Takotsubo cardiomyopathy in a Caucasian Italian woman: Case report
© Lisi et al; licensee BioMed Central Ltd. 2007
Received: 24 March 2007
Accepted: 06 April 2007
Published: 06 April 2007
Takotsubo cardiomyopathy is an acute cardiac syndrome characterized by transient LV regional wall motion abnormalities (with peculiar apical ballooning appearance), chest pain or dyspnea, ST-segment elevation and minor elevations of cardiac enzyme levels
A 68-year-old woman was admitted to the Emergency Department because of sudden onset chest pain occurred while transferring her daughter, who had earlier suffered a major seizure, to the hospital. The EKG showed sinus tachycardia with ST-segment elevation in leads V2–V3 and ST-segment depression in leads V5–V6, she was, thus, referred for emergency coronary angiography. A pre-procedural transthoracic echocardiogram revealed regional systolic dysfunction of the LV walls with hypokinesis of the mid-apical segments and hyperkinesis of the basal segments. Coronary angiography showed patent epicardial coronary arteries; LV angiography demonstrated the characteristic morphology of apical ballooning with hyperkinesis of the basal segments and hypokinesis of the mid-apical segments. The post-procedural course was uneventful; on day 5 after admission the echocardiogram revealed full recovery of apical and mid-ventricular regional wall-motion abnormalities.

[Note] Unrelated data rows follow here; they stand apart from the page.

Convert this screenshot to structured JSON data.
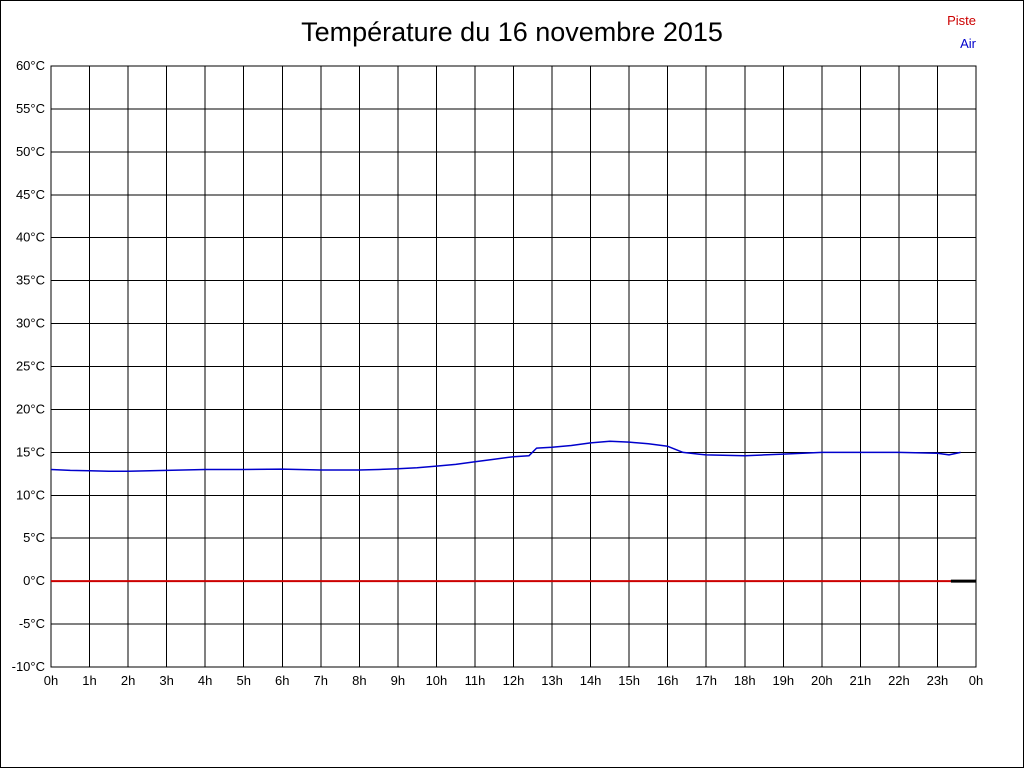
{
  "title": "Température du 16 novembre 2015",
  "legend": {
    "piste": {
      "label": "Piste",
      "color": "#cc0000"
    },
    "air": {
      "label": "Air",
      "color": "#0000cc"
    }
  },
  "chart_data": {
    "type": "line",
    "title": "Température du 16 novembre 2015",
    "xlabel": "",
    "ylabel": "",
    "xlim": [
      0,
      24
    ],
    "ylim": [
      -10,
      60
    ],
    "ytick_step": 5,
    "grid": true,
    "legend_position": "top-right",
    "x_tick_labels": [
      "0h",
      "1h",
      "2h",
      "3h",
      "4h",
      "5h",
      "6h",
      "7h",
      "8h",
      "9h",
      "10h",
      "11h",
      "12h",
      "13h",
      "14h",
      "15h",
      "16h",
      "17h",
      "18h",
      "19h",
      "20h",
      "21h",
      "22h",
      "23h",
      "0h"
    ],
    "y_tick_labels": [
      "60°C",
      "55°C",
      "50°C",
      "45°C",
      "40°C",
      "35°C",
      "30°C",
      "25°C",
      "20°C",
      "15°C",
      "10°C",
      "5°C",
      "0°C",
      "-5°C",
      "-10°C"
    ],
    "series": [
      {
        "name": "Piste",
        "color": "#cc0000",
        "width": 2,
        "x": [
          0,
          23.35
        ],
        "values": [
          0,
          0
        ]
      },
      {
        "name": "Air",
        "color": "#0000cc",
        "width": 1.5,
        "x": [
          0,
          0.5,
          1,
          1.5,
          2,
          3,
          4,
          5,
          6,
          7,
          8,
          8.5,
          9,
          9.5,
          10,
          10.5,
          11,
          11.5,
          12,
          12.4,
          12.6,
          13,
          13.5,
          14,
          14.5,
          15,
          15.5,
          16,
          16.4,
          16.8,
          17,
          18,
          18.5,
          19,
          20,
          21,
          22,
          23,
          23.3,
          23.6
        ],
        "values": [
          13.0,
          12.9,
          12.85,
          12.8,
          12.8,
          12.9,
          13.0,
          13.0,
          13.05,
          12.95,
          12.95,
          13.0,
          13.1,
          13.2,
          13.4,
          13.6,
          13.9,
          14.2,
          14.5,
          14.6,
          15.5,
          15.6,
          15.8,
          16.1,
          16.3,
          16.2,
          16.0,
          15.7,
          15.0,
          14.8,
          14.7,
          14.6,
          14.7,
          14.8,
          15.0,
          15.0,
          15.0,
          14.9,
          14.7,
          15.0
        ]
      }
    ],
    "extra_segments": [
      {
        "name": "zero-line-end-marker",
        "color": "#000000",
        "width": 3,
        "x": [
          23.35,
          24
        ],
        "values": [
          0,
          0
        ]
      }
    ]
  }
}
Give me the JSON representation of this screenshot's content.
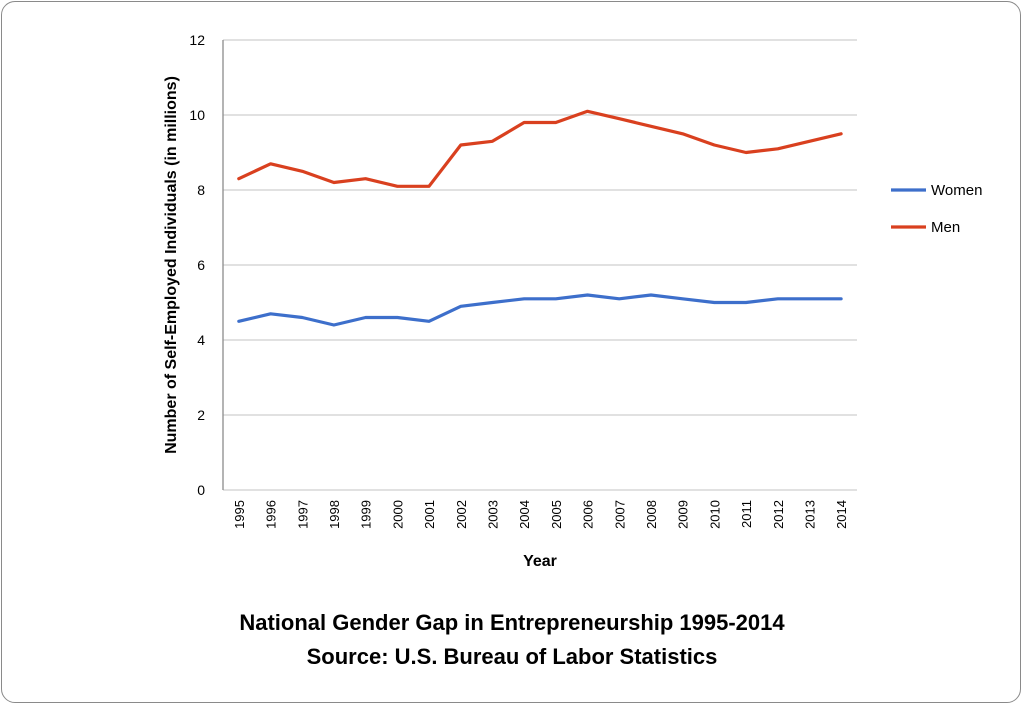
{
  "caption": {
    "title": "National Gender Gap in Entrepreneurship 1995-2014",
    "source": "Source: U.S. Bureau of Labor Statistics"
  },
  "chart_data": {
    "type": "line",
    "title": "National Gender Gap in Entrepreneurship 1995-2014",
    "subtitle": "Source: U.S. Bureau of Labor Statistics",
    "xlabel": "Year",
    "ylabel": "Number of Self-Employed Individuals (in millions)",
    "ylim": [
      0,
      12
    ],
    "yticks": [
      0,
      2,
      4,
      6,
      8,
      10,
      12
    ],
    "grid": true,
    "legend_position": "right",
    "categories": [
      "1995",
      "1996",
      "1997",
      "1998",
      "1999",
      "2000",
      "2001",
      "2002",
      "2003",
      "2004",
      "2005",
      "2006",
      "2007",
      "2008",
      "2009",
      "2010",
      "2011",
      "2012",
      "2013",
      "2014"
    ],
    "series": [
      {
        "name": "Women",
        "color": "#3d6fcb",
        "values": [
          4.5,
          4.7,
          4.6,
          4.4,
          4.6,
          4.6,
          4.5,
          4.9,
          5.0,
          5.1,
          5.1,
          5.2,
          5.1,
          5.2,
          5.1,
          5.0,
          5.0,
          5.1,
          5.1,
          5.1
        ]
      },
      {
        "name": "Men",
        "color": "#d9401f",
        "values": [
          8.3,
          8.7,
          8.5,
          8.2,
          8.3,
          8.1,
          8.1,
          9.2,
          9.3,
          9.8,
          9.8,
          10.1,
          9.9,
          9.7,
          9.5,
          9.2,
          9.0,
          9.1,
          9.3,
          9.5
        ]
      }
    ]
  }
}
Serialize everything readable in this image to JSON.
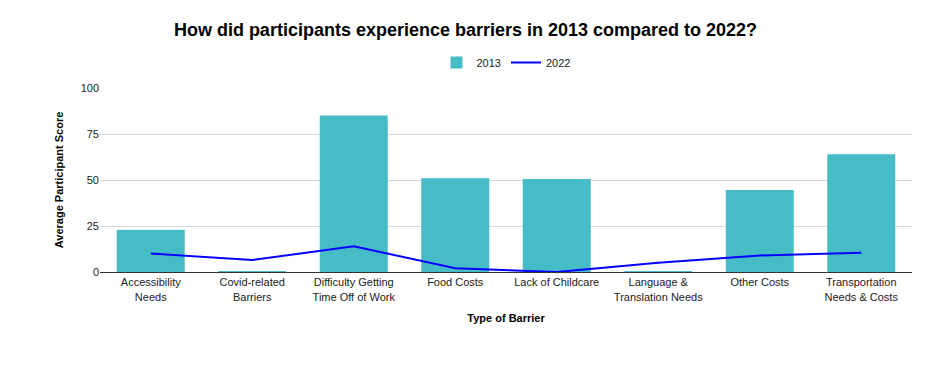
{
  "chart_data": {
    "type": "bar",
    "title": "How did participants experience barriers in 2013 compared to 2022?",
    "x_label": "Type of Barrier",
    "y_label": "Average Participant Score",
    "categories": [
      "Accessibility Needs",
      "Covid-related Barriers",
      "Difficulty Getting Time Off of Work",
      "Food Costs",
      "Lack of Childcare",
      "Language & Translation Needs",
      "Other Costs",
      "Transportation Needs & Costs"
    ],
    "series": [
      {
        "name": "2013",
        "type": "bar",
        "color": "#46bdc6",
        "values": [
          23,
          0.5,
          85,
          51,
          50.5,
          0.5,
          44.5,
          64
        ]
      },
      {
        "name": "2022",
        "type": "line",
        "color": "#0000ff",
        "values": [
          10,
          6.5,
          14,
          2,
          0,
          5,
          9,
          10.5
        ]
      }
    ],
    "ylim": [
      0,
      100
    ],
    "yticks": [
      0,
      25,
      50,
      75,
      100
    ],
    "grid": true,
    "legend": "top"
  }
}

Takotsubo cardiomyopathy is a relatively rare, unique entity that has only recently been widely appreciated. Acute stress has been indicated as a common trigger for the transient LV apical ballooning syndrome, especially in postmenopausal women. The present report is a typical example of stress-induced takotsubo cardiomyopathy in a Caucasian Italian postmenopausal woman.
Takotsubo cardiomyopathy, also known as transient left ventricular (LV) apical ballooning syndrome, is an acute cardiac syndrome characterized by transient LV regional wall motion abnormalities, chest pain or dyspnea, ST-segment elevation and minor elevations of cardiac enzyme levels . The typical feature of the syndrome is a transient regional systolic dysfunction involving the LV apex and mid-ventricle with concomitant hyperkinesis of the basal LV segments . The syndrome has been first described in the Japanese population  and subsequently in the Caucasian population in both Europe  and U.S. , and was named takotsubo after a round bottomed narrow-necked Japanese fishing pot used for trapping octopus.
Takotsubo cardiomyopathy is a relatively rare, unique entity that has only recently been widely appreciated . Although the exact cause of the syndrome remains unknown, many underlying mechanisms have been, so far, proposed including diffuse epicardial arteries spasm, coronary microcirculation dysfunction, cathecolamines-induced myocardial dysfunction, and neurologically-mediated myocardial stunning . Acute stress has been indicated as a common trigger for the transient LV apical ballooning syndrome [1, 5]. Interestingly, it has been reported that the majority of patients experiencing the syndrome were post-menopausal Japanese women who present ischemic-like chest pain early after an episode of acute emotional or physiologic stress [1, 5]. In general most patients were women (ranging from 82 to 100% in different series) with a mean age at presentation of approximately 70 years . Explanation for this dramatic sex and age discrepancy can only be speculated, however it may be possibly related to post-menopausal alterations of endothelial function secondary to reduced estrogen levels and microcirculatory vasomotor reactivity to cathecolamine-mediated stimuli . Initially, takotsubo cardiomyopathy was believed to have a peculiar geographic and racial distribution given the predilection for Japanese women and the lack of reports of case-series from other countries [1, 2]. Desmet et al. in 2003 first described the syndrome in a series of 13 Caucasian patients from Belgium ; more recently other groups from both North America and Europe reported series of LV apical ballooning in white women, the largest, by Sharkey et al., involving 22 subjects [1, 4, 6, 7]. The present case is a typical example of stress-induced takotsubo cardiomyopathy in a Caucasian Italian postmenopausal woman.
Written consent was obtained from the patient for publication of the study.